Earth Notes: The Witness Tree

Clarisse Hart

A 100-year-old red oak grows in a secret location in Massachusetts … and here on the Colorado Plateau, a team of scientists has taught it how to Tweet.

The project was inspired by a network of Tweeting trees in Europe, but the Harvard Witness Tree is the first of its kind in North America.  It’s aimed at collecting climate change data. Sensors and cameras continuously monitor the tree. They measure when its trunk shrinks or swells and how much sap flows beneath its bark. The information is linked with a Harvard archive that holds fifty years of climate data. Then computer code translates the data into messages.  

Tim Rademacher of Northern Arizona University wrote the algorithm that gives the tree its voice. He says the tree really does speak for itself—no human tells it when to Tweet or what to say. An intern from Coconino Community College, Shawna Greyeyes, worked with the team to craft language free from scientific jargon. Real-world data drives the messages.

The tree tells its followers when it’s warmer than usual outside, or when a big rainstorm soaks the soil. It’ll even take a selfie upon request, showing its branches spread against the sky.
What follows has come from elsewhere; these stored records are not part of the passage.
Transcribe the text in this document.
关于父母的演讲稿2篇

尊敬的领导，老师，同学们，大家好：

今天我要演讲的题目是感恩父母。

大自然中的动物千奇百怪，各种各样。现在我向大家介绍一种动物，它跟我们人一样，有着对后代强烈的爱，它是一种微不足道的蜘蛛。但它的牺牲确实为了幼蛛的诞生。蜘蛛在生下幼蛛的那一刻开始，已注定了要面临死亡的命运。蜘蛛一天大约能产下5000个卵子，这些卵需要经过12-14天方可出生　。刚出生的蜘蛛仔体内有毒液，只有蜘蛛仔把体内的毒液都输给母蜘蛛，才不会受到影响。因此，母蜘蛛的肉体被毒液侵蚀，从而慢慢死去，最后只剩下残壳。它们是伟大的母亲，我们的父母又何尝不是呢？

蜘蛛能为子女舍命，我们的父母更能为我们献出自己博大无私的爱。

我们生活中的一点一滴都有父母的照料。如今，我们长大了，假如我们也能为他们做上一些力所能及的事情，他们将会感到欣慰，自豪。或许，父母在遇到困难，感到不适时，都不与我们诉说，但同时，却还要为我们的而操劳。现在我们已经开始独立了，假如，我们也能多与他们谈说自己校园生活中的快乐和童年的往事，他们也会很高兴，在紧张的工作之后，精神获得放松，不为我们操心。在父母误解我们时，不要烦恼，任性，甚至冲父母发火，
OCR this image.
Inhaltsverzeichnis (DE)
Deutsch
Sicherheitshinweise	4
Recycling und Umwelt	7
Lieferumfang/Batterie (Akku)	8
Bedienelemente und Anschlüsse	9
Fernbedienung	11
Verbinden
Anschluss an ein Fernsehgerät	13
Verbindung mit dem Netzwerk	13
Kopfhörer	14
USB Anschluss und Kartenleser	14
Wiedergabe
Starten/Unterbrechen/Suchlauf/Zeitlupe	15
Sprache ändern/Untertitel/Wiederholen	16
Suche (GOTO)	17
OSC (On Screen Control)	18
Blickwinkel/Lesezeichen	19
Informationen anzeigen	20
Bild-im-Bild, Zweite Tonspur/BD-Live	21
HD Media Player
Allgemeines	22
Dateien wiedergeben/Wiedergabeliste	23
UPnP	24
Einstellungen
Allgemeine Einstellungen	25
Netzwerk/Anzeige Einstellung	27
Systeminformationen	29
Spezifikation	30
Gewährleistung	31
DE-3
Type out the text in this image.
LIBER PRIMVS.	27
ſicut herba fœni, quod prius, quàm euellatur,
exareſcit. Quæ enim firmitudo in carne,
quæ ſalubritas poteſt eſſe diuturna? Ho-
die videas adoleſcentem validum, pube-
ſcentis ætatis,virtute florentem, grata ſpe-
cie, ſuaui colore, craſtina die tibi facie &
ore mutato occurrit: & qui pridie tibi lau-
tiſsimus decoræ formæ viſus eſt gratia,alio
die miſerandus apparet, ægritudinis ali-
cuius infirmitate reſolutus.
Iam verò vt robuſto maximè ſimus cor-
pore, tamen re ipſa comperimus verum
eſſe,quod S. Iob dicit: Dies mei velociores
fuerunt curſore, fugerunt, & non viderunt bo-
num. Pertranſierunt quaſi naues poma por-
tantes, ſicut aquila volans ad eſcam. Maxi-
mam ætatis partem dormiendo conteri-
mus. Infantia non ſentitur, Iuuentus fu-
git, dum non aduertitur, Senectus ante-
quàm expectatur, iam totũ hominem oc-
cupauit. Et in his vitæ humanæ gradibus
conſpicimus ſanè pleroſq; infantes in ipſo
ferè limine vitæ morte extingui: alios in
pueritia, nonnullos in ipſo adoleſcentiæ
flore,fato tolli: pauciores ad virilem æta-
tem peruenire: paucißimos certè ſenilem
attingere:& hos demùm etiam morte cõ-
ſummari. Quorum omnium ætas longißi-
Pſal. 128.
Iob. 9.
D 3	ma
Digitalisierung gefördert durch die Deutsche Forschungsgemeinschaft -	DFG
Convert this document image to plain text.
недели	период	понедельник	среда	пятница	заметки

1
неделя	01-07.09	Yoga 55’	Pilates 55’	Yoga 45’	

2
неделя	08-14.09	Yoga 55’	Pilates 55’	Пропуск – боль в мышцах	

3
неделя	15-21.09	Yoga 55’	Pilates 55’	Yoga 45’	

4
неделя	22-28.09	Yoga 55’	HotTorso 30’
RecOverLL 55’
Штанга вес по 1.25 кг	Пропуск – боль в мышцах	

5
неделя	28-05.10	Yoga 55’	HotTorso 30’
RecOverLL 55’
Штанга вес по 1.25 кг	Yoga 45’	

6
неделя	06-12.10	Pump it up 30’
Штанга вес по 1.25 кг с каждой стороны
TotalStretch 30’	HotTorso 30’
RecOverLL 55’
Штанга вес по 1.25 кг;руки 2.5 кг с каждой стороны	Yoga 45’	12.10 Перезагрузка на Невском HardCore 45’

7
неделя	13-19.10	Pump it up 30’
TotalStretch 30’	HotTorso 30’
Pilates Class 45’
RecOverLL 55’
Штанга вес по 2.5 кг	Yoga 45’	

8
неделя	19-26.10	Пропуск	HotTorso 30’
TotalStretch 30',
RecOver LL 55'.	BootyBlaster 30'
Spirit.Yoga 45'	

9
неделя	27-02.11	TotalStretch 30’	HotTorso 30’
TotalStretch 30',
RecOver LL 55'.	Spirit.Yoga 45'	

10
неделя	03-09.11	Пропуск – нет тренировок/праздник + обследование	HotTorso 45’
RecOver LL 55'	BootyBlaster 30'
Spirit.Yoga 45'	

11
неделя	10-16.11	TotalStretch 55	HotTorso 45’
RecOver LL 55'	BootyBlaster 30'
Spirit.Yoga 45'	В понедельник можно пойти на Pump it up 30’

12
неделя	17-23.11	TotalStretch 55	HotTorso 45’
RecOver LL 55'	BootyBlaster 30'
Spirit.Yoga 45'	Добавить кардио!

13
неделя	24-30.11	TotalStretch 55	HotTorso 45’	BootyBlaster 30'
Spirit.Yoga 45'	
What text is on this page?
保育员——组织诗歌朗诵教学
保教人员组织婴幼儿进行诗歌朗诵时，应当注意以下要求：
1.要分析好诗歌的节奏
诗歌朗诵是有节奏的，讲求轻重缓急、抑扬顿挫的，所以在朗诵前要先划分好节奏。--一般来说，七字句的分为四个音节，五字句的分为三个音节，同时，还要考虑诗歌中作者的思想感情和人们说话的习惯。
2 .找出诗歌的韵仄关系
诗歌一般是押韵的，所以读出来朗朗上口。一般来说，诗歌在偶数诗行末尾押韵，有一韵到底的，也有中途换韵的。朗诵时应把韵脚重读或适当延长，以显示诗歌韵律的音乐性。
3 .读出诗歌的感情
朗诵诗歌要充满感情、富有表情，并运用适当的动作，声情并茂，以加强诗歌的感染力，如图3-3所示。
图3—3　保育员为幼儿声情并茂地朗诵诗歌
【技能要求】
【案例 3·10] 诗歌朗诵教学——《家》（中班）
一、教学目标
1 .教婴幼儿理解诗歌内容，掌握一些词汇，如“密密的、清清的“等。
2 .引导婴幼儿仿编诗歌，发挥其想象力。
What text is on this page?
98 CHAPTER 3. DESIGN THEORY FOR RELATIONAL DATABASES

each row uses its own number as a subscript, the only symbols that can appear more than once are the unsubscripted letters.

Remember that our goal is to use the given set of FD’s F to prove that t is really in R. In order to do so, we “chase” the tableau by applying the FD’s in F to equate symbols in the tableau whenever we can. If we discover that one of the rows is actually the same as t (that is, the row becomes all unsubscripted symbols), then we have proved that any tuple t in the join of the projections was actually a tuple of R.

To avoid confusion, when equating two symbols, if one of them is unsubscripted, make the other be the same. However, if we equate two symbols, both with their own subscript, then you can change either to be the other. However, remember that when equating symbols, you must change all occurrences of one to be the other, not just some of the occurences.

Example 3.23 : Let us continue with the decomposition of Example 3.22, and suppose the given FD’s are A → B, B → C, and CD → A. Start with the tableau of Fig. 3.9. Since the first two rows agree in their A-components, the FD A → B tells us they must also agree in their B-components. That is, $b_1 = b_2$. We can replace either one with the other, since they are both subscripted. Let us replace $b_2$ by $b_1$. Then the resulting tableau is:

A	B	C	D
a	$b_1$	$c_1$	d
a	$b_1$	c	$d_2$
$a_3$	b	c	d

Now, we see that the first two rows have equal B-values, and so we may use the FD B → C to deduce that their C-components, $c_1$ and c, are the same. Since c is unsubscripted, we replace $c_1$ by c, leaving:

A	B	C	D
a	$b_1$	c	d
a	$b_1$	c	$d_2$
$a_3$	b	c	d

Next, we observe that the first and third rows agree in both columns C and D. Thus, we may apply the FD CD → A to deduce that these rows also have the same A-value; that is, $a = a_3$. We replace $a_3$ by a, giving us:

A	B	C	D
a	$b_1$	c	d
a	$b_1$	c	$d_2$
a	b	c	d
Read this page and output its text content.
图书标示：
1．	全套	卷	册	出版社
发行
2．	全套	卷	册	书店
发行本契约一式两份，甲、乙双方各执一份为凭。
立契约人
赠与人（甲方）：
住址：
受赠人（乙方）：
Greyeyes says she hopes the project will remind people that trees have long memories. The Harvard Witness Tree is older than most humans and its rings record a century of wet and dry years, hurricanes and droughts. It’s learning to speak French and Spanish, too.  

The team hopes to create an “Internet of Trees” networked across the continent, from schoolyards in Massachusetts to redwood forests in California.